離婚・男女問題

養育費の請求はどこの裁判所に行うのか

 養育費を請求したい場合、裁判所に申し立てるのであれば、家庭裁判所に調停を提起するということを、第一に考えると思います。実際、家庭裁判所に提起することが正しいというケースがほとんどです。

 このように、どこの裁判所に提起するかという問題は、法的な用語で管轄と言います。

 家事事件であれば家庭裁判所、通常の民事事件であれば地方裁判所または簡易裁判所というように、事件の種類で管轄が分かれています。
 また、大津地方裁判所や京都地方裁判所など、土地によっても管轄が異なります。

 では、冒頭に書いたような養育費の請求であれば必ず家庭裁判所の管轄になるかというと、そうではないこともあるので要注意です。

 最近の裁判例[1]では、養育費の請求が地方裁判所の管轄になることもあるということを示したものもあります。

 この事件の事実関係は次のとおりです。

  ①夫婦が離婚に際し、高校卒業まで子1人について養育費として毎月3万円支払うとの合意をした。
  ②元夫は養育費を支払っていたが、離婚の際の口外禁止条項等に元妻が違反したことを理由に、養育費の支払いをしなくなった。
  ③元妻が元夫に対して、養育費の請求調停を家庭裁判所に提起した。
  ④調停が不成立となり、審判に移行した。
  ⑤原審(千葉家裁松戸支部)は、元夫に対し、元妻に養育費を支払うよう命じた。

 このような状況で、東京高裁はこの審判を不適法として却下しました。

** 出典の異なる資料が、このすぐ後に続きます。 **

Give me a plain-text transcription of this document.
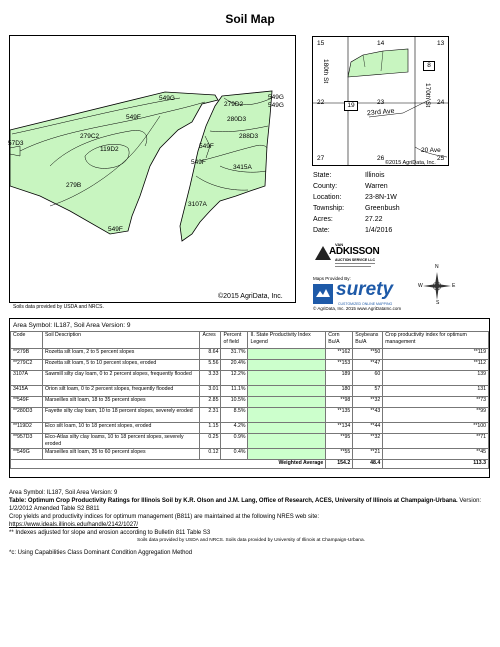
Soil Map
549G
279D2
549G
549G
549F	280D3
279C2
57D3
119D2
288D3
549F
3415A
549F
279B
3107A
549F
©2015 AgriData, Inc.
Soils data provided by USDA and NRCS.
15	14	13
22	23	24
27	26	25
19
8
180th St
23rd Ave
170th St
20 Ave
©2015 AgriData, Inc.
State:	Illinois
County:	Warren
Location:	23-8N-1W
Township:	Greenbush
Acres:	27.22
Date:	1/4/2016
VAN
ADKISSON
AUCTION SERVICE LLC
Maps Provided By:
surety
CUSTOMIZED ONLINE MAPPING
© AgriData, Inc. 2015 www.AgriDataInc.com
N
S
E
W
Area Symbol: IL187, Soil Area Version: 9
Code	Soil Description	Acres	Percent of field	II. State Productivity Index Legend	Corn Bu/A	Soybeans Bu/A	Crop productivity index for optimum management
**279B	Rozetta silt loam, 2 to 5 percent slopes	8.64	31.7%		**162	**50	**119
**279C2	Rozetta silt loam, 5 to 10 percent slopes, eroded	5.56	20.4%		**153	**47	**112
3107A	Sawmill silty clay loam, 0 to 2 percent slopes, frequently flooded	3.33	12.2%		189	60	139
3415A	Orion silt loam, 0 to 2 percent slopes, frequently flooded	3.01	11.1%		180	57	131
**549F	Marseilles silt loam, 18 to 35 percent slopes	2.85	10.5%		**98	**32	**73
**280D3	Fayette silty clay loam, 10 to 18 percent slopes, severely eroded	2.31	8.5%		**135	**43	**99
**119D2	Elco silt loam, 10 to 18 percent slopes, eroded	1.15	4.2%		**134	**44	**100
**957D3	Elco-Atlas silty clay loams, 10 to 18 percent slopes, severely eroded	0.25	0.9%		**95	**32	**71
**549G	Marseilles silt loam, 35 to 60 percent slopes	0.12	0.4%		**55	**21	**45
Weighted Average					154.2	48.4	113.3
Area Symbol: IL187, Soil Area Version: 9
Table: Optimum Crop Productivity Ratings for Illinois Soil by K.R. Olson and J.M. Lang, Office of Research, ACES, University of Illinois at Champaign-Urbana. Version: 1/2/2012 Amended Table S2 B811
Crop yields and productivity indices for optimum management (B811) are maintained at the following NRES web site:
https://www.ideals.illinois.edu/handle/2142/1027/
** Indexes adjusted for slope and erosion according to Bulletin 811 Table S3
Soils data provided by USDA and NRCS. Soils data provided by University of Illinois at Champaign-Urbana.
*c: Using Capabilities Class Dominant Condition Aggregation Method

理由は以下のとおりです。

 当事者間には、抗告人(元妻)が相手方(元夫)に対し、子らの養育費として、令和3年1月6日から子らがそれぞれ高校を卒業する3月まで、子1人につき月額3万円を支払う旨の本件合意が存在するものと認められるところ、相手方が、本件合意に基づき、抗告人に対し、子らの養育費を支払うよう命じることを求める場合には、地方裁判所に対し、抗告人を被告とする訴えの提起をし、判決を求める民事訴訟手続によるべきであって、これを家庭裁判所に対して求めることはできない。

 要するに、家庭裁判所に対する調停ではなく、地方裁判所に訴訟を提起せよということです。

 調停を申し立てるのは、調停の成立により、養育費支払義務の存在及び金額を確定させ、仮に任意に支払われなければ、調停調書に基づいて強制執行によって取り立てることができるようにするためです(民事執行法22条7号、家事事件手続法268条1項。強制執行に進むことができる文書を「債務名義」と言います。)。

 支払義務が確定していれば、債務名義になっていなくても、家庭裁判所ではなく地方裁判所に対して訴えを提起すべきことを示した判決ということになります[2]

 せっかく手続を踏んだのに、それが誤りだったとしてやり直しをしないといけなくなるというのは、時間も手間もかかりますから、選択を誤らないようにしないといけません。

 民事手続や家事手続などでご不明なことがあれば、最寄りの弁護士まで相談されることをお勧めします。

2025年4月4日 弁護士 矢野 拓馬


[1] 東京高裁令和5年5月25日決定(判時2592号64頁)。
[2] 匿名記事「判批」判例時報2592号64頁。引用部分は65頁。